Implications and Future Directions

The introduction of these quotient filter-based data structures represents a substantive advancement in the field of AMQs used in databases and network protocols. Practically, these structures allow for more efficient memory usage when deploying AMQs in large-scale systems, especially where database sizes greatly exceed available RAM. Theoretical implications suggest that the approach of exploiting data locality and minimizing random reads/writes could be beneficial across a broad spectrum of applications beyond AMQs.

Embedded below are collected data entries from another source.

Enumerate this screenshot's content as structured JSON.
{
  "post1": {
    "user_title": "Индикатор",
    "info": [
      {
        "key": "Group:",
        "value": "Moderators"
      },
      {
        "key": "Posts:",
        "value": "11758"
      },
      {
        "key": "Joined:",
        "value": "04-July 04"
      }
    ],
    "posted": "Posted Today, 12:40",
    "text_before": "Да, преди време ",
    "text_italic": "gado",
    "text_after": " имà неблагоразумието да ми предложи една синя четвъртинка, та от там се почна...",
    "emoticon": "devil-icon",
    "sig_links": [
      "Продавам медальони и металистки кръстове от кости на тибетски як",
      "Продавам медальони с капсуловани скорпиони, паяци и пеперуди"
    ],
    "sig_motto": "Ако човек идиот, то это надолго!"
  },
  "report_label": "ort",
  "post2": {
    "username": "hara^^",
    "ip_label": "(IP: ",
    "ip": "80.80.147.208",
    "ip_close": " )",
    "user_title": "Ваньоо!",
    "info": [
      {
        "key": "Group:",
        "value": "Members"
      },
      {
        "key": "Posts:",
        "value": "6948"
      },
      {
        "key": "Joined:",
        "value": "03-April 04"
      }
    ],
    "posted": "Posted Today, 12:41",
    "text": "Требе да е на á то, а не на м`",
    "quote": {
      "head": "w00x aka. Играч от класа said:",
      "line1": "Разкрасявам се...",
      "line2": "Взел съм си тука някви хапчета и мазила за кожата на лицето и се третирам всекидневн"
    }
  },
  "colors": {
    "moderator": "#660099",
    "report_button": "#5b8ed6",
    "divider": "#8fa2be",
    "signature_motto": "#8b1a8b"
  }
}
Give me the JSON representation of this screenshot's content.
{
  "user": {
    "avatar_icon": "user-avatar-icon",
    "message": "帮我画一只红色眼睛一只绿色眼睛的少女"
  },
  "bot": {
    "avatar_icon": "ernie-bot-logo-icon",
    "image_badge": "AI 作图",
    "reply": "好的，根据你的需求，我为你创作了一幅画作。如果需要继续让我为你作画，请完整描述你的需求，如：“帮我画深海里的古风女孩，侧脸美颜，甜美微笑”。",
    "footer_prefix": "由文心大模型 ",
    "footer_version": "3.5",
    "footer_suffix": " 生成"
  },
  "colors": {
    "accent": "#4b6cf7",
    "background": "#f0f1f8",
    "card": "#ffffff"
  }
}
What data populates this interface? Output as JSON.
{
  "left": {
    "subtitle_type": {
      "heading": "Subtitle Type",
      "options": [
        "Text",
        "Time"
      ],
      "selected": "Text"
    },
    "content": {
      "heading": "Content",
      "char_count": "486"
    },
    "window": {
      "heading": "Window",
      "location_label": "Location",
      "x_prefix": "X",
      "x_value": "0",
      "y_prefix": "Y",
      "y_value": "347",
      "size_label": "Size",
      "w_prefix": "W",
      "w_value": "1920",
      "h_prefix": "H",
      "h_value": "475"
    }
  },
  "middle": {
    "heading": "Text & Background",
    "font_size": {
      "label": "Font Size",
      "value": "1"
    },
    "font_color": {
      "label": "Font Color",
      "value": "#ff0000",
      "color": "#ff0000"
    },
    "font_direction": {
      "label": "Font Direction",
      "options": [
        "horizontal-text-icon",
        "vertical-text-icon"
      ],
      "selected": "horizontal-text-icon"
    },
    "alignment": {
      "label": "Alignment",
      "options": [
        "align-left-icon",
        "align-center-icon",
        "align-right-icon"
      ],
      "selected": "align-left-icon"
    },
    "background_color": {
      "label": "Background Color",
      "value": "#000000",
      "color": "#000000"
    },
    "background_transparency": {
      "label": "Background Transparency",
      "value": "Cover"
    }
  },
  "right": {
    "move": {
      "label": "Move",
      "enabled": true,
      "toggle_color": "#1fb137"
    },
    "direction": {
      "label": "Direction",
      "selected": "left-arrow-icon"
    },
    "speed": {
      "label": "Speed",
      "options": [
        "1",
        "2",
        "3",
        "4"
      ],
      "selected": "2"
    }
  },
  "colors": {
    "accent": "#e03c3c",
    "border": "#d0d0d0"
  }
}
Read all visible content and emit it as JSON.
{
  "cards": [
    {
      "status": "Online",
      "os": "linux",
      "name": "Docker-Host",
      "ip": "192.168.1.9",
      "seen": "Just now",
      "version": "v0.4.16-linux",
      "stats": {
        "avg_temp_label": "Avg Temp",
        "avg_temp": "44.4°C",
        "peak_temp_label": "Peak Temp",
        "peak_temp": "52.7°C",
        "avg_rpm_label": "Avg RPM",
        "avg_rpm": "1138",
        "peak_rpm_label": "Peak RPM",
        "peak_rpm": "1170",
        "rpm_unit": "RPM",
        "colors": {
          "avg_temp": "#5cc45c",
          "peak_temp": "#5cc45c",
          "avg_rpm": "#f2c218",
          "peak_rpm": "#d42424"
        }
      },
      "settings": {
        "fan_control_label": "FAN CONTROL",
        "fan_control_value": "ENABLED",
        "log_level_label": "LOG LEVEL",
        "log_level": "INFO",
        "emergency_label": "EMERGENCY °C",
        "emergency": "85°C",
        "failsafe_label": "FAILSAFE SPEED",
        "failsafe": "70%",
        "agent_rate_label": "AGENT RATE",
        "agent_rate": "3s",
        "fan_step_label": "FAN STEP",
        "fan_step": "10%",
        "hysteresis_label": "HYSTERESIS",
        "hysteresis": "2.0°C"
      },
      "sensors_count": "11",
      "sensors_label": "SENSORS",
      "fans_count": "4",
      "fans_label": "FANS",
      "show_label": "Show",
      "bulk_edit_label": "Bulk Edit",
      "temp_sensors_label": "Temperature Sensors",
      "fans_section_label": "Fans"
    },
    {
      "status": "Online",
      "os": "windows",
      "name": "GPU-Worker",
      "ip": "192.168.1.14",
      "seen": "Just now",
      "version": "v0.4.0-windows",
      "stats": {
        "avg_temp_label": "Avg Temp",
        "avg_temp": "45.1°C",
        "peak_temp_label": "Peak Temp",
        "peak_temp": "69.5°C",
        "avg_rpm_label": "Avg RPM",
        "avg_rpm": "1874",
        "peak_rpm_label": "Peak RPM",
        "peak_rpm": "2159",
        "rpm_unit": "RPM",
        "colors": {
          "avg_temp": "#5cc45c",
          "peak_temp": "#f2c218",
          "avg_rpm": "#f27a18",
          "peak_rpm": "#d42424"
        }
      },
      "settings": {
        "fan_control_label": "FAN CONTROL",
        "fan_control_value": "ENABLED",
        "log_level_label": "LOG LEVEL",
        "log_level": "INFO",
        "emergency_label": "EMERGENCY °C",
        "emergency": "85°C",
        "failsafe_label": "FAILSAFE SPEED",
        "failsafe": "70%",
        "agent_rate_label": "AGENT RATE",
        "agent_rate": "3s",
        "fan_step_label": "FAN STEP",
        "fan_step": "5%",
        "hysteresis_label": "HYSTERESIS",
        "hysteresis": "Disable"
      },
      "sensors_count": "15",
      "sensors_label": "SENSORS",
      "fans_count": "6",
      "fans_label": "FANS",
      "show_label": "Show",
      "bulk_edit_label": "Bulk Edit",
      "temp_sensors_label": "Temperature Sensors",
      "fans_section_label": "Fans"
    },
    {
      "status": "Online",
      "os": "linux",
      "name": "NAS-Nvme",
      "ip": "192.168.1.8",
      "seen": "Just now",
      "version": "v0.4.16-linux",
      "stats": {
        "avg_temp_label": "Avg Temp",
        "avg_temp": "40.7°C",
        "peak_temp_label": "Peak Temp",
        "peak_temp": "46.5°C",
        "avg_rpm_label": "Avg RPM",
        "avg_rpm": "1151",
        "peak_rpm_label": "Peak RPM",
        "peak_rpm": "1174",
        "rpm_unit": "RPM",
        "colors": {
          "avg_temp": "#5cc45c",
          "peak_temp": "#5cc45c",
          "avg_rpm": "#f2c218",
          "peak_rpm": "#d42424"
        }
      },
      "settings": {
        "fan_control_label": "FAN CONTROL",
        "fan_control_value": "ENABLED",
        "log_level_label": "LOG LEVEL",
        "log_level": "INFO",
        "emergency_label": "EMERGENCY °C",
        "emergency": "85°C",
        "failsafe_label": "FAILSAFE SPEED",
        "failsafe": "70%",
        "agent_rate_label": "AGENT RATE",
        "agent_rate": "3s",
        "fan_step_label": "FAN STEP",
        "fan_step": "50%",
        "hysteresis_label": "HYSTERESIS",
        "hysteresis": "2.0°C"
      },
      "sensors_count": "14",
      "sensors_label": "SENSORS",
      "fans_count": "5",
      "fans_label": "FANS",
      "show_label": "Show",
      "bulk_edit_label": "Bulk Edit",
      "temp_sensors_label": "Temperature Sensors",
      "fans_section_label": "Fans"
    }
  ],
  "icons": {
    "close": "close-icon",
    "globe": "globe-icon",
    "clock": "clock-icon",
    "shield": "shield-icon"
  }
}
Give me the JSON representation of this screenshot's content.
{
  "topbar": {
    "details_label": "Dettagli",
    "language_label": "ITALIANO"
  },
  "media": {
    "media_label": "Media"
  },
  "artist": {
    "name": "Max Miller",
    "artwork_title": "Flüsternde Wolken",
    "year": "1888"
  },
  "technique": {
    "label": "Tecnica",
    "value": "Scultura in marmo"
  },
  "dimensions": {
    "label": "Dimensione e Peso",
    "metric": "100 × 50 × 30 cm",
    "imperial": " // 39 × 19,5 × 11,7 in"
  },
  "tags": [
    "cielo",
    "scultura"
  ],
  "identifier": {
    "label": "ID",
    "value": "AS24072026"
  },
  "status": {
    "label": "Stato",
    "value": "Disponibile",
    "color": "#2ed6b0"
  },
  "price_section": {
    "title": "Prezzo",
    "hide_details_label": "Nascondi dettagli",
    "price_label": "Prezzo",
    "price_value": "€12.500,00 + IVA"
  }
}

Looking forward, opportunities exist to further explore parallelization techniques to accrue additional performance gains, especially given the underused disk bandwidth observed in the experiments. Additionally, the application of these data structures could be extended to other environments such as distributed systems or environments with diverse storage architectures.

In conclusion, this paper highlights the promising capabilities of the QF, BQF, and CF, paving the way for broader adoption and adaptation of these methods in various computational domains requiring efficient and scalable AMQs.